Govt, industry to overhaul India’s AI curriculum with focus on practical skills

New Delhi, May 28 (IANS) The Central government is collaborating with industry to comprehensively overhaul the AI curriculum, including in B.Tech Computer Science and allied curricula, in Indian educational institutions, an official statement said on Thursday.

The overhaul aims to boost practical exposure, faculty readiness and create a flexible pathway for students, the statement from the Ministry of Electronics & IT said.

Union Minister for Electronics & IT, Ashwini Vaishnaw, held a high-level meeting with the AI Curriculum Taskforce, here in this regard.

The Taskforce conducted a baseline study of the existing Bachelor of Technology (B.Tech) Computer Science, in partnership with industry experts and the National Association of Software and Service Companies (NASSCOM).

The study acknowledged that AI coverage in the Indian curriculum has expanded but identified significant gaps in pedagogy, infrastructure, and practical exposure in fields such as Generative AI, Machine Learning Operations (MLOps) and foundational model development.

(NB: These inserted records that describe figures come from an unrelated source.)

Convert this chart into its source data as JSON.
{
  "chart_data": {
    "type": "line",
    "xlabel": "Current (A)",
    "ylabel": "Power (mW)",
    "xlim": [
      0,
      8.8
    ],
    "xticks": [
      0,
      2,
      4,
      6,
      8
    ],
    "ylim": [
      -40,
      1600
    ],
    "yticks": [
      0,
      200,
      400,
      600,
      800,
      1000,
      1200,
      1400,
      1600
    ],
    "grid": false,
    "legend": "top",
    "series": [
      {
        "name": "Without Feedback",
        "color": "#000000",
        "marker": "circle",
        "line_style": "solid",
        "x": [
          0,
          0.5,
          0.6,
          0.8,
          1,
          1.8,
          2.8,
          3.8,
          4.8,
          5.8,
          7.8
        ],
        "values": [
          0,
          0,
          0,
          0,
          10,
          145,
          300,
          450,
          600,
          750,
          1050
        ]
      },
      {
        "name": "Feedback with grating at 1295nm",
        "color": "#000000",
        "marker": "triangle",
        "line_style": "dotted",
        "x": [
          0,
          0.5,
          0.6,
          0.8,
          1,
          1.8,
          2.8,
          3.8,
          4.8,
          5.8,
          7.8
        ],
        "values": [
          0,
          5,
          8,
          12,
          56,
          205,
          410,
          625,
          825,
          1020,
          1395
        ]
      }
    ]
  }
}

The exercise recommended shifting from lecture-based teaching to a learning anchored in real industry use cases from the first semester. It suggested embedding AI courses within the formal academic credit system with a structured semester-wise rollout and increasing practical exposure to between 40 per cent and 75 per cent depending on degree and specialisation.

“Responsible AI and AI Governance integrated across all semesters instead of standalone modules and a flexible pathway to students providing a Certificate after Year 1, a Diploma after Year 2, and an Advanced Diploma after Year 3” were among other recommendations.

Faculty development was identified as a central focus, with proposals for structured train‑the‑trainer programmes, curated course content, standardised assessments, modernised labs and engagement of seasoned industry professionals as adjunct faculty.

The participants further proposed the creation of a national-level shared AI infrastructure. The triple helix model would be jointly supported by industry, the Government and academic institutions.

This would ensure equitable access to Graphics Processing Unit (GPU) compute, edge devices, software stacks and subscription-based platforms across colleges and universities, the statement noted.